GPT-Crawler is a TypeScript tool by Builder.io that crawls a website and outputs a single JSON file you can upload to OpenAI to create a custom GPT. That's the whole pitch. 18k+ GitHub stars.
The project is no longer actively maintained. The last meaningful development was in 2023-2024. There are open issues and pull requests that haven't been touched in over a year. If you use it, expect to fix things yourself.

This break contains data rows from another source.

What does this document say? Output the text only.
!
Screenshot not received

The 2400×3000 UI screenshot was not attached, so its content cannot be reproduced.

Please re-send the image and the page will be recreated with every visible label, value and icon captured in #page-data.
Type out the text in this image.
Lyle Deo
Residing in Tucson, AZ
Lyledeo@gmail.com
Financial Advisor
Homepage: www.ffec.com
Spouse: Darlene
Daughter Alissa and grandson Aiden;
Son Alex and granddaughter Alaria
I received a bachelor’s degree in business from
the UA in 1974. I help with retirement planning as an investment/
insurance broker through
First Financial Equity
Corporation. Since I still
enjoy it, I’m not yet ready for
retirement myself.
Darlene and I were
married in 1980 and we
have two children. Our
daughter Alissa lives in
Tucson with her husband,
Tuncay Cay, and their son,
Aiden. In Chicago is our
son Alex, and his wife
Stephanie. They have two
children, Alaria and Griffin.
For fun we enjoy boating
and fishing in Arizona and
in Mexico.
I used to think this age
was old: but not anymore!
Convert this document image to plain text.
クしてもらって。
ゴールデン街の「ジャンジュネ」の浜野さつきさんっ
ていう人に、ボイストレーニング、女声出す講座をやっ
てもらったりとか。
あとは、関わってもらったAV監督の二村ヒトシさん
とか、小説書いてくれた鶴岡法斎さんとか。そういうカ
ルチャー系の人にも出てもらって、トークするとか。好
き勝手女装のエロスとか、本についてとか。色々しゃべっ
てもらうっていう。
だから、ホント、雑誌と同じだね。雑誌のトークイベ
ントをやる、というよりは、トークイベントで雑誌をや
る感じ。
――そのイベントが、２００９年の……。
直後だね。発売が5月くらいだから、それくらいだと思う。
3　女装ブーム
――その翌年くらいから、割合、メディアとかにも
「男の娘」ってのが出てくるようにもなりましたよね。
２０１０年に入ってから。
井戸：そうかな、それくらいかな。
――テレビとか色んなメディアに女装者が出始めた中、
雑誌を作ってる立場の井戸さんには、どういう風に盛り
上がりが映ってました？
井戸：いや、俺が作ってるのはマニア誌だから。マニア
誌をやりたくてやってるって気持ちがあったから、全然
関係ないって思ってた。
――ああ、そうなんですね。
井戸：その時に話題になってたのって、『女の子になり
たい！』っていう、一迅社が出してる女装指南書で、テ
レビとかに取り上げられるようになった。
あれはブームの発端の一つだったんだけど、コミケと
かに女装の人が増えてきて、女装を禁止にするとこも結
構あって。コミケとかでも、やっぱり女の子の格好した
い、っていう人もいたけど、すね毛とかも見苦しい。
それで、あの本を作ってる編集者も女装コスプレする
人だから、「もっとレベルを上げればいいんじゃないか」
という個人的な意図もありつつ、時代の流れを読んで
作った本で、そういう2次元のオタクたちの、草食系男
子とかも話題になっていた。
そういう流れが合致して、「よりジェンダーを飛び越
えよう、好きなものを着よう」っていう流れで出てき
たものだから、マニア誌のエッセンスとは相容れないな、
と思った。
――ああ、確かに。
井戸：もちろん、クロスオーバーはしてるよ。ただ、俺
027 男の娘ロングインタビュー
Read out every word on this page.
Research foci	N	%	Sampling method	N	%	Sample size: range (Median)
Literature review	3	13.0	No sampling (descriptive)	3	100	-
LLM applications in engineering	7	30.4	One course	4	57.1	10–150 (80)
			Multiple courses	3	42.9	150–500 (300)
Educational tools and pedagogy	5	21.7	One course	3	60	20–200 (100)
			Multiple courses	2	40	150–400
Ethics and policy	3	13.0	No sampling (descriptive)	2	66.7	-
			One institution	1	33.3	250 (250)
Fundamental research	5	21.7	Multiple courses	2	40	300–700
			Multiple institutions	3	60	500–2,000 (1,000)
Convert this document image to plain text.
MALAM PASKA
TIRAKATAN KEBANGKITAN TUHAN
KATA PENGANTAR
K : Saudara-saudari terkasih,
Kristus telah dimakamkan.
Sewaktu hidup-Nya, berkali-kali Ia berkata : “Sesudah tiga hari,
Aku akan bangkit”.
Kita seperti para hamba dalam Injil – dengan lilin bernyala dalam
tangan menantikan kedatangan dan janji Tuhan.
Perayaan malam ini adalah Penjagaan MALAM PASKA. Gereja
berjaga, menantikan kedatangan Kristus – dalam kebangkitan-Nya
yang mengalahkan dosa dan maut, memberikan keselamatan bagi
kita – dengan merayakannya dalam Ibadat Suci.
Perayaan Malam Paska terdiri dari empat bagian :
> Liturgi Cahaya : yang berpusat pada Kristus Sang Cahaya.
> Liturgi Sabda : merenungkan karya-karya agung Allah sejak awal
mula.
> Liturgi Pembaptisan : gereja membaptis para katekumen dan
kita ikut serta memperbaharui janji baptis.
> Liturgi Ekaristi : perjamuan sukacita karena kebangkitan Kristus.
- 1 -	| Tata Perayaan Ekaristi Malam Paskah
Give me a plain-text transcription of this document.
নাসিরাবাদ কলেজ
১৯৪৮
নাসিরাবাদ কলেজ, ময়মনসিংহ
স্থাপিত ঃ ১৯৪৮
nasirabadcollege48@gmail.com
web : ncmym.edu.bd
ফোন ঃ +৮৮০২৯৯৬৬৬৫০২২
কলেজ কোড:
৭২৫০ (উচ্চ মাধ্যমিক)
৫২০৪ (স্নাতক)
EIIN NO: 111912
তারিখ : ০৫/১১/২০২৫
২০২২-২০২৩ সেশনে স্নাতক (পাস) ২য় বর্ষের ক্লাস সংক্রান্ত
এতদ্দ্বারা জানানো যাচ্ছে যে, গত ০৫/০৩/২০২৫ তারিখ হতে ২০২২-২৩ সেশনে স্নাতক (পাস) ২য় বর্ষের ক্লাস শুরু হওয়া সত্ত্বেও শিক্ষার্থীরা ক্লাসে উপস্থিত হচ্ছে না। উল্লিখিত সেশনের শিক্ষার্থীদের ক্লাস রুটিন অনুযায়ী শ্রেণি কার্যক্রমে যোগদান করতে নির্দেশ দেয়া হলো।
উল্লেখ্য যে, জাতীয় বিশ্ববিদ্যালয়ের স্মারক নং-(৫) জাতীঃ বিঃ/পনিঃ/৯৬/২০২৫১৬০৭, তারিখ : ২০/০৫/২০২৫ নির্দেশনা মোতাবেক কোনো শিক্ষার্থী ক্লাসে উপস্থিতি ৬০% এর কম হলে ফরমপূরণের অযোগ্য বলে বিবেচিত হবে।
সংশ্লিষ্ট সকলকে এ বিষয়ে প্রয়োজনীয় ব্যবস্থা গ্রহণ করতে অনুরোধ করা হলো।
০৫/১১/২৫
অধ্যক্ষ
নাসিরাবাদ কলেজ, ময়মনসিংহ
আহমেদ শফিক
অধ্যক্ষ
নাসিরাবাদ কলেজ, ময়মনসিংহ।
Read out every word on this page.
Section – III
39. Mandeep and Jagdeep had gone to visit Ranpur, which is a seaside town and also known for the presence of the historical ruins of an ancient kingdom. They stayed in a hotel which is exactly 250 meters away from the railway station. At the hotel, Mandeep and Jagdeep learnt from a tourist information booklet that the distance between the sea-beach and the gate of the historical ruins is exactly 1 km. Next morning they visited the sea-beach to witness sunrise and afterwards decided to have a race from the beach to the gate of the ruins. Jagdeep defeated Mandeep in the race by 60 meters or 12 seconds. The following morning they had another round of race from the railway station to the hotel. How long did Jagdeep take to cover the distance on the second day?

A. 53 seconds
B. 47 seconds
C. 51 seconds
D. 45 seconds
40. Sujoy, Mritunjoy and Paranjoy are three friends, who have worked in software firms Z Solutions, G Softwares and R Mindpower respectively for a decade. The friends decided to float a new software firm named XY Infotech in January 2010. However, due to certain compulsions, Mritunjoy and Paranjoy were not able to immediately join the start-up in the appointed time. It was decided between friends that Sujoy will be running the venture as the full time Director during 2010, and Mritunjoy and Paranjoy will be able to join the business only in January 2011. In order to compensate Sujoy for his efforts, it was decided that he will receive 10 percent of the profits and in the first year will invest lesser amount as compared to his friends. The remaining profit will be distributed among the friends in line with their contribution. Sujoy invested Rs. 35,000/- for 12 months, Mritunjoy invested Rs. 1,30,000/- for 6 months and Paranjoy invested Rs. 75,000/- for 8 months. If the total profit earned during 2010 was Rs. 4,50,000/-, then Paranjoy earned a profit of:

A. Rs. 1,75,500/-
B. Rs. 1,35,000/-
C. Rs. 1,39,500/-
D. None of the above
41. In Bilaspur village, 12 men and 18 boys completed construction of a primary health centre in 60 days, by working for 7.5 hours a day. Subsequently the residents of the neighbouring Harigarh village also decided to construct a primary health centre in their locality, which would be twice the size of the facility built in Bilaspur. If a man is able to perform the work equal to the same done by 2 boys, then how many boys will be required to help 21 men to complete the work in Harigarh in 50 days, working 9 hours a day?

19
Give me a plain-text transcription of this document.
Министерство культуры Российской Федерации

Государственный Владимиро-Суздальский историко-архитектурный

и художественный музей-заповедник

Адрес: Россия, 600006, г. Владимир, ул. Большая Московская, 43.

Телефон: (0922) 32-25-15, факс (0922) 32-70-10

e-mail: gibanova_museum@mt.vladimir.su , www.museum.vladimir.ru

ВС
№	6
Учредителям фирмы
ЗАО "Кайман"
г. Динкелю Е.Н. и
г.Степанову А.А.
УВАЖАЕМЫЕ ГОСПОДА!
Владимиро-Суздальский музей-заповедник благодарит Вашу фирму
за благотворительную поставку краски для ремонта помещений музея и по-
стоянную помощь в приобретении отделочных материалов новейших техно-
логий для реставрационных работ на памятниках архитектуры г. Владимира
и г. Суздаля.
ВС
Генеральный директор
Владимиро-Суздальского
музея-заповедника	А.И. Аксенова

That said, it's still functional for its specific use case and the code is simple enough to fork and adapt.
When GPT-Crawler fits
- You want to build a custom GPT or OpenAI assistant from a website's content
- You have a small, well-structured site with consistent HTML
- You're comfortable with TypeScript and willing to maintain a fork if things break
- You need a one-time output, not an ongoing crawling pipeline
It's not a general-purpose crawler. It doesn't do markdown output for arbitrary use cases, it doesn't handle complex anti-bot situations, and there's no active community fixing issues.
Key Features
- Crawls a site from a starting URL, follows links matching a pattern you configure
- Extracts content using CSS selectors - you tell it exactly which element to pull
- Outputs a single JSON file formatted for OpenAI's custom GPT upload
- Runs locally via Node.js or Docker, or as a small Express API
- TypeScript, Apache 2.0 license
Code Example
Configuration lives in config.ts:
export const defaultConfig: Config = {
url: "https://docs.example.com/",
match: "https://docs.example.com/**",
selector: `.docs-content`, // CSS selector for main content
maxPagesToCrawl: 50,
outputFileName: "output.json",
};
Then run:
git clone https://github.com/builderio/gpt-crawler
npm install
npm start
The output is a output.json file you upload directly to OpenAI when creating a custom GPT.
Potential Drawbacks
- Abandoned - no active maintenance, issues go unanswered
- Very narrow use case: OpenAI custom GPT creation only
- No built-in proxy support, JavaScript-heavy sites may fail silently
- CSS selector approach breaks if the target site changes its HTML structure
- Not suitable for production pipelines or anything requiring reliability
GPT-Crawler is worth using if your exact need is "turn this documentation site into a custom GPT" and you accept that you're on your own if it breaks. For anything more general, use Crawlee or a managed crawl API.